Chop the chocolate really small and place it into a bowl. Set it aside.
Place the heavy whipping cream in a saucepan and bring to a simmer. Do not boil.
Remove the heated heavy cream from the stove and pour it over the chopped chocolate. Allow it to stand for about five minutes so the chocolate has time to melt slowly. Start gently mixing until you form an emulsion. Add the butter and continue to mix until fully incorporated.
If you are adding any kind of liquor to your ganache, add it now and mix well.

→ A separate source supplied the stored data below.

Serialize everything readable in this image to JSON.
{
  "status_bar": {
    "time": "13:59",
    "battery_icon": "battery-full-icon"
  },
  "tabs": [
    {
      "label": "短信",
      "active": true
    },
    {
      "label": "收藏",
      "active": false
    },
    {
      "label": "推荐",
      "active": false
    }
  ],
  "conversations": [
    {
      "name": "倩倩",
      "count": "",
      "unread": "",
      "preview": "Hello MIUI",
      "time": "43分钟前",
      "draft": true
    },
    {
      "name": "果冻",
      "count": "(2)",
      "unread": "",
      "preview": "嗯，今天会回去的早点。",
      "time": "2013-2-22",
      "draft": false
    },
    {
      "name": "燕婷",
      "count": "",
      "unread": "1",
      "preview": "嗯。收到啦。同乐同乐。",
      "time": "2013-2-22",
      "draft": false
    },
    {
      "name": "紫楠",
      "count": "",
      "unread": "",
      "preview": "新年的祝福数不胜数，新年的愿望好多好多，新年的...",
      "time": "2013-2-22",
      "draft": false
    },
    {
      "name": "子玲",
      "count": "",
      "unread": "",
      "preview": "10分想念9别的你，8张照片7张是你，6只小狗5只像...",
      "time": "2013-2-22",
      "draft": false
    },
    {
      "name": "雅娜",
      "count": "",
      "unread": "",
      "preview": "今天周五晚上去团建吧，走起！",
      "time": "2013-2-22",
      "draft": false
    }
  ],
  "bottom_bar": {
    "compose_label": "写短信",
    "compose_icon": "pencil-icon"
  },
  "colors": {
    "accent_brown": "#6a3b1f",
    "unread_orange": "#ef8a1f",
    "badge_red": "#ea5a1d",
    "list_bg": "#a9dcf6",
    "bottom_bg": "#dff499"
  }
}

Cover the surface of the ganache with foil and allow it to cool at room temperature. Place the ganache in the refrigerator for at least 4-6 hours or overnight.
When ready to form the truffles, use either your hands, a small ice cream scoop, or two teaspoons. Take dollops of the ganache and roll them quickly to form balls. Place the chocolate truffles on parchment paper and refrigerate them again for 2-3 hours.
Prepare small trays with ground nuts, cocoa powder, and anything else you wish to cover the truffles with. Roll truffles in the trays to fully coat. Place them in chocolate paper cups. Keep them refrigerated.
Notes
Chocolate Choice: Use high-quality dark chocolate (above 60% cocoa) for the best flavor and texture.
Cream Tips: Heavy whipping cream is ideal. Avoid low-fat creams to ensure proper ganache consistency.
Flavor Variations: Feel free to add a splash of your favorite liquor, extracts, or spices for a personalized touch.
Coating Choices: Roll truffles in cocoa powder, crushed nuts, or coconut flakes for different finishes.
Chilling Time: Allow enough time for the ganache to set in the fridge before shaping and coating.
Storing: Keep truffles in an airtight container in the fridge for up to a week, or freeze for longer storage.
Serving Suggestion: Serve truffles at room temperature for the best taste and texture experience.